A long time ago I was so fascinated by how one air traffic control system could handle all the planes for three New York Area airports simultaneously, long before there was the internet or even multi user computers, that I wrote a paper on it for part of my post grad degree program. Recently the SenseCy blog has called out some highlights from the AIAA official release of ” A Framework for Aviation Cyber Security” which discussed the connectivity challenge in a networked world..
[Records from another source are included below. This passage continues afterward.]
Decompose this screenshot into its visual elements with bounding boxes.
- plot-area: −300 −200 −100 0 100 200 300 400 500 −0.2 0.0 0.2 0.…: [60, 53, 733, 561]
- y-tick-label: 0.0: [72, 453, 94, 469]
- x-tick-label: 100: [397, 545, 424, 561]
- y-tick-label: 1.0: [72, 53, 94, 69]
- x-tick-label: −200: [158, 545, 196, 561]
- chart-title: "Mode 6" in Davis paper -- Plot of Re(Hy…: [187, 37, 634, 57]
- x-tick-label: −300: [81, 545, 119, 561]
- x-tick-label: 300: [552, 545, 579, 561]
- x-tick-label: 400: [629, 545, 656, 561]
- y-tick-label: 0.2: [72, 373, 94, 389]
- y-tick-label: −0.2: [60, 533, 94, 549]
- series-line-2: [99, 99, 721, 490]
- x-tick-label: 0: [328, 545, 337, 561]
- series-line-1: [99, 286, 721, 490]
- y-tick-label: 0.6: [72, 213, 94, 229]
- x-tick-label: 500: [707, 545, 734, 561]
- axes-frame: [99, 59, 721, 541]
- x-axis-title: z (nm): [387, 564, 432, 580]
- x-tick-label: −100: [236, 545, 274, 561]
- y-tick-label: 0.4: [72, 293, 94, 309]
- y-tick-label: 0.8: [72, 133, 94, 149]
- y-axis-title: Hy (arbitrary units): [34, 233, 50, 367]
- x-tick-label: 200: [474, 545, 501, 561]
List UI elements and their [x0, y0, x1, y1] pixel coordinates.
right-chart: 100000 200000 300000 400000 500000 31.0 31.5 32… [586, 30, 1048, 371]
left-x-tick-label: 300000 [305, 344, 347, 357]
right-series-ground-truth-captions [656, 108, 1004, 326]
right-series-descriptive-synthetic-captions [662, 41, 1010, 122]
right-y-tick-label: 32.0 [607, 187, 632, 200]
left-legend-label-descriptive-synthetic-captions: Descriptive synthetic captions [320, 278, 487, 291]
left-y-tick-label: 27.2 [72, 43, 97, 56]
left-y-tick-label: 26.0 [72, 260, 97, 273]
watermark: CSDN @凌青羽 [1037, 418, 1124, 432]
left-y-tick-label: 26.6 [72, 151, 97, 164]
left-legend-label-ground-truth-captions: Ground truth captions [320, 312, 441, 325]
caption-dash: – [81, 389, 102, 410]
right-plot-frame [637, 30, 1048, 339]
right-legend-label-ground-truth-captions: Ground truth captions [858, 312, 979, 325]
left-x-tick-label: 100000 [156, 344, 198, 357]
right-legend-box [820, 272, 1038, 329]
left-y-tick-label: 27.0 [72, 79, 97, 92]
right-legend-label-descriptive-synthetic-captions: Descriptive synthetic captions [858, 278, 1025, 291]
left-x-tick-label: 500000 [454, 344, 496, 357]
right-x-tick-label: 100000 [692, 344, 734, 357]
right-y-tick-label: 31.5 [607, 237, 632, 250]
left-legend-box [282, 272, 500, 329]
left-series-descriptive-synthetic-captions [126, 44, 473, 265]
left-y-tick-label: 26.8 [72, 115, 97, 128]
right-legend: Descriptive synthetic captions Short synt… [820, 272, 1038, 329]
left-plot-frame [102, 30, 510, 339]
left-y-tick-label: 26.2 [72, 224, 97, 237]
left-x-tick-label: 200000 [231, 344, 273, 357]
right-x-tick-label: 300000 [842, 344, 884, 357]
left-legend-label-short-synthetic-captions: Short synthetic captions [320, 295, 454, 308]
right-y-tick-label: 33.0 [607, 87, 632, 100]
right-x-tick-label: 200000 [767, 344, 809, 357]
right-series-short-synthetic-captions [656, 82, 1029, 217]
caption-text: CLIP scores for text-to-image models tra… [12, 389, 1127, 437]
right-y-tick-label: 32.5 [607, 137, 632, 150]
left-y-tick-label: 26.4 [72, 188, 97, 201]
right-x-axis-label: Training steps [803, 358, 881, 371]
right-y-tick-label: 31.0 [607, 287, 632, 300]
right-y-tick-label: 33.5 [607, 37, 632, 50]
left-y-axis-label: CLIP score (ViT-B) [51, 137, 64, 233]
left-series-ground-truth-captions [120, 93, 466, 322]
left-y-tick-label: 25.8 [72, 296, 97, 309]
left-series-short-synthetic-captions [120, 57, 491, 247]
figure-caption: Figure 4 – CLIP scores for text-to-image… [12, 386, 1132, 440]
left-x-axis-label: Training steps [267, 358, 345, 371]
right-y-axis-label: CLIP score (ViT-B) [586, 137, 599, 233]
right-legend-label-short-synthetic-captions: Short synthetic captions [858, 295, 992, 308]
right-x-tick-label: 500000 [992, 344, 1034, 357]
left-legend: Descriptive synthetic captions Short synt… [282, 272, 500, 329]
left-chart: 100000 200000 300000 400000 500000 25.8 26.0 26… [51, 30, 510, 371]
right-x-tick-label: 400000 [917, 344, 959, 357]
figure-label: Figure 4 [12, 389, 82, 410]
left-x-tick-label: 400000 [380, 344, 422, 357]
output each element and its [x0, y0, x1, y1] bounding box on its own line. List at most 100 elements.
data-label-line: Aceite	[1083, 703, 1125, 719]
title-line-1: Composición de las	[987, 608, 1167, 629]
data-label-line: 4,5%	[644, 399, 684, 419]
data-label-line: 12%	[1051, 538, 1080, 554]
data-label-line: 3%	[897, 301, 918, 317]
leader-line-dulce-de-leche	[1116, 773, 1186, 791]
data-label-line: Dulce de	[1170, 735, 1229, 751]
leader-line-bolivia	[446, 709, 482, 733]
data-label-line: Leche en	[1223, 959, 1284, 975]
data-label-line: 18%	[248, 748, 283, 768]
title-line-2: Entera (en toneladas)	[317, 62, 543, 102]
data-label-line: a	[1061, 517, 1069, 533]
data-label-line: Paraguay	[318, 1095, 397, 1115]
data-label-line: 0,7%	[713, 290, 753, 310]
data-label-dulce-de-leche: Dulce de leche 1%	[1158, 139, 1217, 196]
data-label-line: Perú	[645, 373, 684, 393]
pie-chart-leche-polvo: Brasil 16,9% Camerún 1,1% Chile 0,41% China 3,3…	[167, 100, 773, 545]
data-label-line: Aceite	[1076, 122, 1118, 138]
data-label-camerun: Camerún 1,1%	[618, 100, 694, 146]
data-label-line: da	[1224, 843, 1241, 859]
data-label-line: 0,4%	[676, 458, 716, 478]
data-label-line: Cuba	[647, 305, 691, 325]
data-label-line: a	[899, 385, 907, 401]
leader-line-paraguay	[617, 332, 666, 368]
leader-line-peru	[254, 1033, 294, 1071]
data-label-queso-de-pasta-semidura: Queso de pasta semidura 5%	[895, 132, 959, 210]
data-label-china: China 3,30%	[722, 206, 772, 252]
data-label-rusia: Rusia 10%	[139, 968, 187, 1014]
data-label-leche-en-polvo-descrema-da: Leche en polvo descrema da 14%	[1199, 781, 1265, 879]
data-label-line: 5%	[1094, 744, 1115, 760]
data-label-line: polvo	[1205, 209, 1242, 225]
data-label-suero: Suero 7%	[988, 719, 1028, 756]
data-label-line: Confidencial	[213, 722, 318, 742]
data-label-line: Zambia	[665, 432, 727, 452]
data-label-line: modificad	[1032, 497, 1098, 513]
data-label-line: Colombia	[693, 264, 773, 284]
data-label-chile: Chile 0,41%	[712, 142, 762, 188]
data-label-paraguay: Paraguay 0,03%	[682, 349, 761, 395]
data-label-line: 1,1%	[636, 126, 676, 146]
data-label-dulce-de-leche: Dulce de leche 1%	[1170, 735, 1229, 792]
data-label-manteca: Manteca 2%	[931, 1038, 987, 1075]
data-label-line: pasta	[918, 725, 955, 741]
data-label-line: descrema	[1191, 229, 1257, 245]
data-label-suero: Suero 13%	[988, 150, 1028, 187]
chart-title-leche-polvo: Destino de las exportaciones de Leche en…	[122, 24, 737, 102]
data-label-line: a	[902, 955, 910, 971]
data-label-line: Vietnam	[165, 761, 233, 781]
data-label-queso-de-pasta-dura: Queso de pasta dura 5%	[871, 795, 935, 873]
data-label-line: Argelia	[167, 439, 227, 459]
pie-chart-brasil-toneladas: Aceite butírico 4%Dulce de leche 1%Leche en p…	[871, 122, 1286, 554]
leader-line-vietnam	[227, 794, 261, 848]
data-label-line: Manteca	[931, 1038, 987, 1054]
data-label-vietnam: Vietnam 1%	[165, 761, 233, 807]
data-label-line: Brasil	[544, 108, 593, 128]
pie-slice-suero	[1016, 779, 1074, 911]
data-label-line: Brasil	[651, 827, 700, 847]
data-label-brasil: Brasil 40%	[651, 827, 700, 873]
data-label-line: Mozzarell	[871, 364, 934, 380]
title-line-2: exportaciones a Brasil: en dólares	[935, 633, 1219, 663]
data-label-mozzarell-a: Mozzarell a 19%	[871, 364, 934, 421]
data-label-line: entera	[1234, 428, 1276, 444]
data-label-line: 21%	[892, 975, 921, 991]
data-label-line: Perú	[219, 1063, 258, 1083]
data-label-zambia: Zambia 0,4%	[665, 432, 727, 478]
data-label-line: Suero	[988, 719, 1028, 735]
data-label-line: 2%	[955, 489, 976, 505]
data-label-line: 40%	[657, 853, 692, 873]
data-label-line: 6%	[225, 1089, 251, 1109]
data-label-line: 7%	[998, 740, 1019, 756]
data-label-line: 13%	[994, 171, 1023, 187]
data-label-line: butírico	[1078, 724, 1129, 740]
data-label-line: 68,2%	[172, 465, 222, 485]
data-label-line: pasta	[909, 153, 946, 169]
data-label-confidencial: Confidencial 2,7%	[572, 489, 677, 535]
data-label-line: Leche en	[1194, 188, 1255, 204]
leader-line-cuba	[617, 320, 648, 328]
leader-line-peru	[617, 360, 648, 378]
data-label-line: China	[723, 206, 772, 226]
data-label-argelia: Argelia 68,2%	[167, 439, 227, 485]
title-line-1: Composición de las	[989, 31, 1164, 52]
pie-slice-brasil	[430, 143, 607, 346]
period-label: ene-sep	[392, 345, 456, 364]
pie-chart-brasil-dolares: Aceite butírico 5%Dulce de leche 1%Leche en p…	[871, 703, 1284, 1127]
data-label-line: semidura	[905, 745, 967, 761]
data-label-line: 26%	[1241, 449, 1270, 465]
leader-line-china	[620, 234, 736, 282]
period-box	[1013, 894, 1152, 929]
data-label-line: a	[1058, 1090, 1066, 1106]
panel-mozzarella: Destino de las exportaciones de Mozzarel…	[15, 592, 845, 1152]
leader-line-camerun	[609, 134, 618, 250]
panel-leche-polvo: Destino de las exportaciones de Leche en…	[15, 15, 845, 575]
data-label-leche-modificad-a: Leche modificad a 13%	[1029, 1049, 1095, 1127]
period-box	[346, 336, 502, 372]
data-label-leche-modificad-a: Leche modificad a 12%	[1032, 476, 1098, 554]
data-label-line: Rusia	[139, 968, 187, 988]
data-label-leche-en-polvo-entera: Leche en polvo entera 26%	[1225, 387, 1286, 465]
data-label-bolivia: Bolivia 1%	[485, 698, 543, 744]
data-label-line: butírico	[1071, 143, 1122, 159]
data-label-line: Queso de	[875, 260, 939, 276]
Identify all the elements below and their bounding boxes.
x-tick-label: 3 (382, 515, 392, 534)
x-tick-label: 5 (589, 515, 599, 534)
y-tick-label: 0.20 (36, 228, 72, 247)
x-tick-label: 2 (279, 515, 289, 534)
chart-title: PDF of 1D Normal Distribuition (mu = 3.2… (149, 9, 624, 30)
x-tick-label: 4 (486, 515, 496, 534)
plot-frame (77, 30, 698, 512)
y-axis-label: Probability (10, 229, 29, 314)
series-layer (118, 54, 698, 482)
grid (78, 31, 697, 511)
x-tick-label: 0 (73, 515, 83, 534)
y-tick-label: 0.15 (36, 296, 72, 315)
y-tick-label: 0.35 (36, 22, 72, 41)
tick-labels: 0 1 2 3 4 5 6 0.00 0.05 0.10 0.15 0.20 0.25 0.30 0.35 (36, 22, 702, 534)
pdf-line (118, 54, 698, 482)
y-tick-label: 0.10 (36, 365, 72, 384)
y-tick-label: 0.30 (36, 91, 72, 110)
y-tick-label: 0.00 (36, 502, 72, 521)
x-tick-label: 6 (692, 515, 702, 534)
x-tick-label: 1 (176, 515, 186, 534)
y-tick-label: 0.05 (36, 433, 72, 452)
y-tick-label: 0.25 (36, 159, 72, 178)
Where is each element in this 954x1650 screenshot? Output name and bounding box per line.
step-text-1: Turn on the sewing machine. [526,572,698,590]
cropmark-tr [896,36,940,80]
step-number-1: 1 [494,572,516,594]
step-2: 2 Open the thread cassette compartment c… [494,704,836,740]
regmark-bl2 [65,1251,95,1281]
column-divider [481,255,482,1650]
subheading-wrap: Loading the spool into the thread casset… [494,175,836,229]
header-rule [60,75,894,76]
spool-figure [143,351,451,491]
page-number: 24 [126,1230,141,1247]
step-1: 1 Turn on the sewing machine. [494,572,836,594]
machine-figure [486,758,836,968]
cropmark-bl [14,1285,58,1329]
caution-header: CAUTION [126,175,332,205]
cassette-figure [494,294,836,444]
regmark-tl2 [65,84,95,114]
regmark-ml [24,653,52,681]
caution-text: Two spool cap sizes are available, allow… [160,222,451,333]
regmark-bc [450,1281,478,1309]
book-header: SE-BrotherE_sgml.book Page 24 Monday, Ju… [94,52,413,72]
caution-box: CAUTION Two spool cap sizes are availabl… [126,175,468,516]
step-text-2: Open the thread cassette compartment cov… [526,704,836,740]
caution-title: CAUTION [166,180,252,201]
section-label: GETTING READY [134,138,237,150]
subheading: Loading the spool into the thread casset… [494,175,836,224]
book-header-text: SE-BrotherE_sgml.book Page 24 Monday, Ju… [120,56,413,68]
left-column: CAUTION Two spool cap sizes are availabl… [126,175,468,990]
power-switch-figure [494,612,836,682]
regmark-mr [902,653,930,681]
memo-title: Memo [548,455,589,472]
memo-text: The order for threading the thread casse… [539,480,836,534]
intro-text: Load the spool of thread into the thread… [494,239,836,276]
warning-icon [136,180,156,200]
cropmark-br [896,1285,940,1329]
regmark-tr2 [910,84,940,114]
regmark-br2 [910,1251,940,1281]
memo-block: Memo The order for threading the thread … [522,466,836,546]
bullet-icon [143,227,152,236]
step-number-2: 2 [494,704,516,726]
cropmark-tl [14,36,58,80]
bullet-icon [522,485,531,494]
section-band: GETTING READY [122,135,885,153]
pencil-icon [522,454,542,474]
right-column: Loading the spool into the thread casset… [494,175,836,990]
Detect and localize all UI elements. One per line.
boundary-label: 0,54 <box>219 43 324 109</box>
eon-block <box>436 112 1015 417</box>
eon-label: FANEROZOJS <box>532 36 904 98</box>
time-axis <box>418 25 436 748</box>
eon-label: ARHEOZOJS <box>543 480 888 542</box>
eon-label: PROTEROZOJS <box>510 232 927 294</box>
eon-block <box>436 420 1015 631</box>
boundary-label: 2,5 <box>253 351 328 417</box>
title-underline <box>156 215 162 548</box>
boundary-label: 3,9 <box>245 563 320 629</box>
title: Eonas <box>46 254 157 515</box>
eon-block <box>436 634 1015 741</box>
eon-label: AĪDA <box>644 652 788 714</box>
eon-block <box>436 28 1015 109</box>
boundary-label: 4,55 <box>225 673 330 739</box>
With the enormous number of computers involved today in air traffic control, airport and ground control, as well as on-board control, the concerns about cyber security in this special industry have expanded dramatically. Perhaps because air travel is the primary method of international travel, plus the fact that other transportation systems don’t fall out of the sky when they fail, more attention needs to be paid to aviation than rail, ship or car travel (not that these others aren’t susceptible to attacks too).
Since the development of drones and their much wider deployment in recent conflicts, even Joe Public knows you can take control of planes from the right computers. This has also been portrayed in movies and TV shows. My concern is that all the attention seems to be paid to protecting these “front end access” systems. But what if malicious code has infected the back end systems or embedded code, for example? Infections that may lie dormant for a long time but then cause a lot of problems. A virus made its way into the International Space Station via a simple USB drive some astronaut brought aboard – so this is not just a theoretical discussion.
I hope and trust that some more attention will be paid to making back-end and embedded systems more tamper-proof before I next leave for the airport.